Die „Big 5“ des Charakters
Der Charakter bedingt sich durch unser genetisch vererbtes Temperament und durch unsere Gewohnheiten, die uns anerzogen wurden und die wir selbst durch unsere Beziehung zu den Mitmenschen und zur Umwelt erlernt haben. Eigentlich genügen fünf Hauptmerkmale und deren Gegenpole, um die wichtigsten Eigenschaften eines jeden einzigartigen Individuums zu beschreiben:
Offenheit und Gewohnheitsliebe
Gewissenhaftigkeit und Sorglosigkeit
Extraversion und Introversion
Verträglichkeit und Skepsis
Zufriedenheit und Neurotizismus.1
Drei wesentliche Dimensionen
Der amerikanische Genforscher Robert C. Cloninger unterscheidet drei Dimensionen des Charakters: Selbstbestimmung, Bereitschaft zu Hilfe und Zusammenarbeit sowie Selbst-Transzendenz.2 Das Zusammenwirken dieser drei Qualitäten macht ein zufriedenes Leben aus – sowohl auf weltlicher als auch auf spiritueller Ebene.

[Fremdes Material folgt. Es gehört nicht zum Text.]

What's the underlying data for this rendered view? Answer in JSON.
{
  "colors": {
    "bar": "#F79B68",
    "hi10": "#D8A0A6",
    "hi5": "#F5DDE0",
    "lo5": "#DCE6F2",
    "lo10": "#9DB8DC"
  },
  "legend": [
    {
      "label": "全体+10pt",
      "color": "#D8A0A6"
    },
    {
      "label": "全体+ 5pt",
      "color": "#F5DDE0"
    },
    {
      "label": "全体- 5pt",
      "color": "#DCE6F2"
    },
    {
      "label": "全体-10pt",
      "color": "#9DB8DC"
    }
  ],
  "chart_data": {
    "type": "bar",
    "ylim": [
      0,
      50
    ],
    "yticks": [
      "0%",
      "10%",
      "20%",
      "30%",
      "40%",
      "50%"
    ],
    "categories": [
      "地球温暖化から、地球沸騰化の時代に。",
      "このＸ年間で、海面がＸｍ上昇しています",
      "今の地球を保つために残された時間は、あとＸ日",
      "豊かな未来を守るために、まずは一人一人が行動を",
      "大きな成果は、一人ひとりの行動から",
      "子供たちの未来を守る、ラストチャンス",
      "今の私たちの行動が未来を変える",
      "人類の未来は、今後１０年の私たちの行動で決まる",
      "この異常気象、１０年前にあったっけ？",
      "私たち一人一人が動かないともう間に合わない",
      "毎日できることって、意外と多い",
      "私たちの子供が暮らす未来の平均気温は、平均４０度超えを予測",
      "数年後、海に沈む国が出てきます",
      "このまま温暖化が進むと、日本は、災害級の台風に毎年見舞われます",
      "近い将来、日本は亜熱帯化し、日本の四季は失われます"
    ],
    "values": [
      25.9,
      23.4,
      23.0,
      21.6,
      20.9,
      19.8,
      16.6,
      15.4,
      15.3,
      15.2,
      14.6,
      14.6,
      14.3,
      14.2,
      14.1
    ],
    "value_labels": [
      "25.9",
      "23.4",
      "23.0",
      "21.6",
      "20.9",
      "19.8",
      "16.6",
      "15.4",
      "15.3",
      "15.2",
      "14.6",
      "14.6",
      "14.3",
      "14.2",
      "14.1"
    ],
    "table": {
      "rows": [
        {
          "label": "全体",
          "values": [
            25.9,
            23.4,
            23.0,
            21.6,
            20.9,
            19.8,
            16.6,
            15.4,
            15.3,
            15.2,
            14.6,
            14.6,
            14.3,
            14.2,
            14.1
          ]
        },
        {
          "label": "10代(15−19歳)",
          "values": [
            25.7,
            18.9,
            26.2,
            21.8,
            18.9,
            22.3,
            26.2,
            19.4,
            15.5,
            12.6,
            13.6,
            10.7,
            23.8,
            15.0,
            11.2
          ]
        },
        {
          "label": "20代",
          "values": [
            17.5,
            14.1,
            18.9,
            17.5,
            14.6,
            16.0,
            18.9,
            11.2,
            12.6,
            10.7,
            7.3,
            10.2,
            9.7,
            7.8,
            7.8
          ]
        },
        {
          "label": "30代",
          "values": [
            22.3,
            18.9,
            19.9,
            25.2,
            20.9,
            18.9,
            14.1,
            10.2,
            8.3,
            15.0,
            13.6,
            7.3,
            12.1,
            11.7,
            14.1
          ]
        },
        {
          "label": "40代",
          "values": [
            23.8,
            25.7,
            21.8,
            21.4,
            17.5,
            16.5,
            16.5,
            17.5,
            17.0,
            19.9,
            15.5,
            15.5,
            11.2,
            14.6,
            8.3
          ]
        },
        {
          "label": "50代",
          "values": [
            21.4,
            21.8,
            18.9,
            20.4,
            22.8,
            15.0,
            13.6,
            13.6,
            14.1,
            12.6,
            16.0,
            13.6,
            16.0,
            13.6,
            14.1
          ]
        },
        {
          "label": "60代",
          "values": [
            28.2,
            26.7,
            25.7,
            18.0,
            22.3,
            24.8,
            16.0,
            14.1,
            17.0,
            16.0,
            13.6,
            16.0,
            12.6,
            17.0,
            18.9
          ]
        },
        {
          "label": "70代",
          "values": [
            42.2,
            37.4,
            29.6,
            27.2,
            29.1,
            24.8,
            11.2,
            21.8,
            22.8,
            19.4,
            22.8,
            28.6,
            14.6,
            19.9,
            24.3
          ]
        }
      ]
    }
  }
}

Daher sollten wir nicht nur im Alltag, sondern auch beim Yoga darauf achten,
1
dass wir nicht zu sehr von Menschen und bestimmten Tätigkeiten und Erfahrungen abhängig sind.
2
dass wir egoistische Einstellungen und Handlungen infrage stellen – seien es die eigenen oder die von anderen.
3
dass weltliche und persönliche Werte nicht das einzige und höchste Gut auf Erden und im Leben sind.
Grundbedürfnisse bedingen Gefühle
Für die meisten Menschen sind zehn Grundbedürfnisse – wenn sie mehr oder weniger erfüllt sind – ausschlaggebend dafür, Freude zu erfahren und ein durchweg zufriedenes Leben […]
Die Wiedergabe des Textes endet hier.